The next iteration begins immediately. The Editor sees its updated history — including the verdict that just landed — and proposes the next edit. The experiment terminates at the earliest of: thirty resolved iterations, five consecutive iterations with no kept edit, or a noise-floor check that exceeds 70%.
The artifact is a ranking, not a track.
The final track produced after thirty iterations is interesting but not the point. The point is the distribution of kept edits across the five files. If emotional-mapping.md accumulates eight kept edits and agent.md accumulates zero, the experiment has produced a finding: emotional vocabulary was load- bearing context; self-description was not.
The dashboard renders this distribution live as a per-file impact table. It is the actual research output of the experiment.
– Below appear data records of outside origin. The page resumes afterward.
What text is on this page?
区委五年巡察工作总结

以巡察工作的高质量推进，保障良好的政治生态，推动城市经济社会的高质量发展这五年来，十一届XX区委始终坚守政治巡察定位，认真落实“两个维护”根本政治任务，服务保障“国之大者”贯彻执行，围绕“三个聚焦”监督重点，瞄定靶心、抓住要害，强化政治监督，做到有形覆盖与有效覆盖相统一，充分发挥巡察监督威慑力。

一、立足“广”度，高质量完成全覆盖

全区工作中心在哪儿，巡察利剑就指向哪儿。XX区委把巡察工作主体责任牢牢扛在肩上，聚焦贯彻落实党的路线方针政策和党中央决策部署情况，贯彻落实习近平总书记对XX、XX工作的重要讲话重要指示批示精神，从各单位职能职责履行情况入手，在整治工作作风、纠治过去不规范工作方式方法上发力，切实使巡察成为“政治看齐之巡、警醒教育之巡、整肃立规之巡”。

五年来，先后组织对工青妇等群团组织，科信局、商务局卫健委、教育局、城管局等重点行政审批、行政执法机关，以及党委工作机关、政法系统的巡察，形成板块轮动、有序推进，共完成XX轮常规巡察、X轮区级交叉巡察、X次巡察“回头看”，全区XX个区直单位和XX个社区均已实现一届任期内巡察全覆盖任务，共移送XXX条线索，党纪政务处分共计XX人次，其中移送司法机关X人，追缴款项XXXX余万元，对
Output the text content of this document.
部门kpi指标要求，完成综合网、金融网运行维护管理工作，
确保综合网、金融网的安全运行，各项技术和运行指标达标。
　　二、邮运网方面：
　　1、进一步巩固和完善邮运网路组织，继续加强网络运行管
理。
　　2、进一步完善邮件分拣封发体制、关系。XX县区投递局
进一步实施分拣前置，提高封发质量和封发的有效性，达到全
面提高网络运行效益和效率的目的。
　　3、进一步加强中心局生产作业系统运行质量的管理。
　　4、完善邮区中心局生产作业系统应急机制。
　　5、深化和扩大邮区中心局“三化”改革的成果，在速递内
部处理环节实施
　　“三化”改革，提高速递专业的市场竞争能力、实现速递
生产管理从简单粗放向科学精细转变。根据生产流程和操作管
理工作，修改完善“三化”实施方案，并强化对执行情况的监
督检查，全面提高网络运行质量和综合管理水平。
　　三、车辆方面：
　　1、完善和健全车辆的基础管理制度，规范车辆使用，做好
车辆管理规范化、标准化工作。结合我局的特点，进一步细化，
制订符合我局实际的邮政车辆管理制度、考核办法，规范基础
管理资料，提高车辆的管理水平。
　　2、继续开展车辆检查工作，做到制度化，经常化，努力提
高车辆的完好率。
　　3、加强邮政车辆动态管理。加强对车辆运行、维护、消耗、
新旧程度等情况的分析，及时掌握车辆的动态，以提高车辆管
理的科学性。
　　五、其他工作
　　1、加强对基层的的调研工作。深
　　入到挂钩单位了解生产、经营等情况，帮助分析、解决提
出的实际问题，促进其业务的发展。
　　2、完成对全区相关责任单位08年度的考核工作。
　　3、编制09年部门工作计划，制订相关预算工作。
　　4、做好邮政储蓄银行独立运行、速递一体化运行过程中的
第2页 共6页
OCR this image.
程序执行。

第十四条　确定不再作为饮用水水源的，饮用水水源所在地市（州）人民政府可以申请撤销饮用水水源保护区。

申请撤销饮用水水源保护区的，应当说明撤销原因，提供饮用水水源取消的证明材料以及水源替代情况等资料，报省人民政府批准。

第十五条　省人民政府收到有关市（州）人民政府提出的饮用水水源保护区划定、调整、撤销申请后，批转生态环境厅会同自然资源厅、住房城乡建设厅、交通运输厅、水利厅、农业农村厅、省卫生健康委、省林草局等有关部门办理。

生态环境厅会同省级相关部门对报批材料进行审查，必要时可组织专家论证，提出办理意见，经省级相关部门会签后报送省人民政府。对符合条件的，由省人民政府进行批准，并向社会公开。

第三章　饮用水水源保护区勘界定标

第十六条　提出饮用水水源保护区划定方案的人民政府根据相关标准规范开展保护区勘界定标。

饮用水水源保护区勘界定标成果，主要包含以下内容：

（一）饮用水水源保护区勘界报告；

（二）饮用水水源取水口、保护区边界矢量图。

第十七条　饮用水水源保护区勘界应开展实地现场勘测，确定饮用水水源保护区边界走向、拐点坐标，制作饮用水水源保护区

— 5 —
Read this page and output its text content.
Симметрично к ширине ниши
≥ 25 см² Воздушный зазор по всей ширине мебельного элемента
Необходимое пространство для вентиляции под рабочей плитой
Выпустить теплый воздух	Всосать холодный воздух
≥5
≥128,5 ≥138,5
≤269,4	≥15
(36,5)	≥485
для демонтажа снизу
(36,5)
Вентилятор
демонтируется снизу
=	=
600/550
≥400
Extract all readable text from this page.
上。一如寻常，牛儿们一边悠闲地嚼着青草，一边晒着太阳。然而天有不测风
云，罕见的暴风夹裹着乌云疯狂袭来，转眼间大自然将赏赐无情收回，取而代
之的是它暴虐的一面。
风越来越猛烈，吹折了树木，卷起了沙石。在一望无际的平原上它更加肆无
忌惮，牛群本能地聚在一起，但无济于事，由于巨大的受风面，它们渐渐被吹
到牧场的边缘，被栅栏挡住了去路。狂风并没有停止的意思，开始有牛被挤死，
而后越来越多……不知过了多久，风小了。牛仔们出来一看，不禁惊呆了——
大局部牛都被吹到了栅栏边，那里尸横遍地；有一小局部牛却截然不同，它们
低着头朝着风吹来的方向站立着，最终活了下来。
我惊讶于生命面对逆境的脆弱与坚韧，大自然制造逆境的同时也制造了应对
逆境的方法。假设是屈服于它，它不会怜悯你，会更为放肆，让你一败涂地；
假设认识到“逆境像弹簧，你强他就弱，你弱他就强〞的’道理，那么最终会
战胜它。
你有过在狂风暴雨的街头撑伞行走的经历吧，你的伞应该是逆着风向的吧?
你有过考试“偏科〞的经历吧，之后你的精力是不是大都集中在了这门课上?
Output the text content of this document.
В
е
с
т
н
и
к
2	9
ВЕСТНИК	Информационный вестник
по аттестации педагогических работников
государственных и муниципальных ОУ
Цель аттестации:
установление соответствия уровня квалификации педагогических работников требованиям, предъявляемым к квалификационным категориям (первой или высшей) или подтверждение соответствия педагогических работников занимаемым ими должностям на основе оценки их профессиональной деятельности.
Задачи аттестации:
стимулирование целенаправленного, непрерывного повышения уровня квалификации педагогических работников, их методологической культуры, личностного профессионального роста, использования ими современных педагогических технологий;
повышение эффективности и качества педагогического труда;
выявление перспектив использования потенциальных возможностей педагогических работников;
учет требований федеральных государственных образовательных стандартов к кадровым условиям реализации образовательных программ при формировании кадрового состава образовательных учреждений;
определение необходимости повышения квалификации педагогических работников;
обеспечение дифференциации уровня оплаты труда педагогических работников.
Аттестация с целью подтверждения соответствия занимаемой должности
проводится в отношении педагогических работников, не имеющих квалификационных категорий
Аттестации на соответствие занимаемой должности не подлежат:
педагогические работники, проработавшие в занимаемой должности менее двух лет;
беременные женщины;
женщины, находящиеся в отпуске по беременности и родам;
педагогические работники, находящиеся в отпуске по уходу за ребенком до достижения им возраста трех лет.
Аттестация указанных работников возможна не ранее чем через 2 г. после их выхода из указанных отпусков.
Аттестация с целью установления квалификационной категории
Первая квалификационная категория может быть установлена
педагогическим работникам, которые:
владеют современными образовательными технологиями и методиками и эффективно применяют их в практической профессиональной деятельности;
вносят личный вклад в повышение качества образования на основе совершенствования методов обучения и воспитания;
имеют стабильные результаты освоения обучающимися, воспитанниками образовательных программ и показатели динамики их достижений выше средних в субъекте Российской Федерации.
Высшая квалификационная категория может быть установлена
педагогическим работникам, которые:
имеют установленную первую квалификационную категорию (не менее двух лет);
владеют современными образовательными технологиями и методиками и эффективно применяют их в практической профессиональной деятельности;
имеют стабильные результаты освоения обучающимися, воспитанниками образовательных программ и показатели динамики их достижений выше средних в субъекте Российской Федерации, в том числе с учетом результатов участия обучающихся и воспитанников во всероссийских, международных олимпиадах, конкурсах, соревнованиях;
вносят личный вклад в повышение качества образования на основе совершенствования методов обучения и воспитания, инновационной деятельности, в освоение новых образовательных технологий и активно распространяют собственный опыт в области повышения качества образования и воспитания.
Most wins are luck. We measure the noise floor.
Generative music models are stochastic. Two tracks generated from an identical prompt may sound noticeably different, and listeners will often prefer one over the other for reasons unrelated to any edit. A naive 60% B-preference threshold is not enough on its own to claim an edit was responsible for an improvement.
To address this we run a noise-floor check every ten iterations: two tracks generated from the same current-best prompt, with no edit, presented to listeners as A and B. The percentage of listeners who prefer one over the other places a lower bound on what a real-edit win must beat.
The method is not really about music.
Music is a convenient first domain because untrained listeners can form a preference between two thirty-second clips in seconds. The same loop applies wherever output can be human-judged through pairwise comparison: writing, design, summarization, code review.
The deliverable in every case is the same: a ranking of which kinds of context actually moved a downstream evaluator. That ranking can then be used to compress, simplify, or audit any hand-written agent scaffolding — replacing intuition with measured signal.
If a friend sent you a comparison link.
A comparison link looks like /compare/<n>. You will see two audio players, A and B, in randomized order. Listen to some of each. Click whichever you would rather hear again. An optional one-line comment is welcome but not required.
You do not need to know anything about music. The whole point of the design is that you don’t. Untrained ears are the control we want. Five votes from people like you are enough to resolve a single iteration.
Two musicians in San Francisco trying to understand it from the inside.
This is independent research. Neither of us is doing it on behalf of a lab, a company, or a grant. We’re running it because we want to understand a technology that’s about to reshape an art form we both love — and the only honest way to understand it is to use it, every week, until intuitions form.
Aaron Ta
Builder, listener, San Francisco. Spends a lot of time inside the city's electronic music scene as a fan. Treats this project as a way to get a feel — not a take — for what generative models can and cannot do for the music he already loves.
Derick Ngan
San Francisco DJ. The practitioner side of this collaboration — the person whose ear is the long-term test of whether any of this is producing music that holds up next to the human-made tracks he plays out.
Why we’re actually doing this
The conversation about generative music is dominated by people who either dismiss the technology entirely or hype it without using it. We don’t want to be in either camp. The honest position lives somewhere quieter: hands on the tools, ear on the output, doing the work of forming a real opinion through use.
The motivating question for both of us isn’t can AI make music? — it’s what does this mean for the artists we care about? Working musicians, DJs, producers, the underground electronic scene in cities like ours.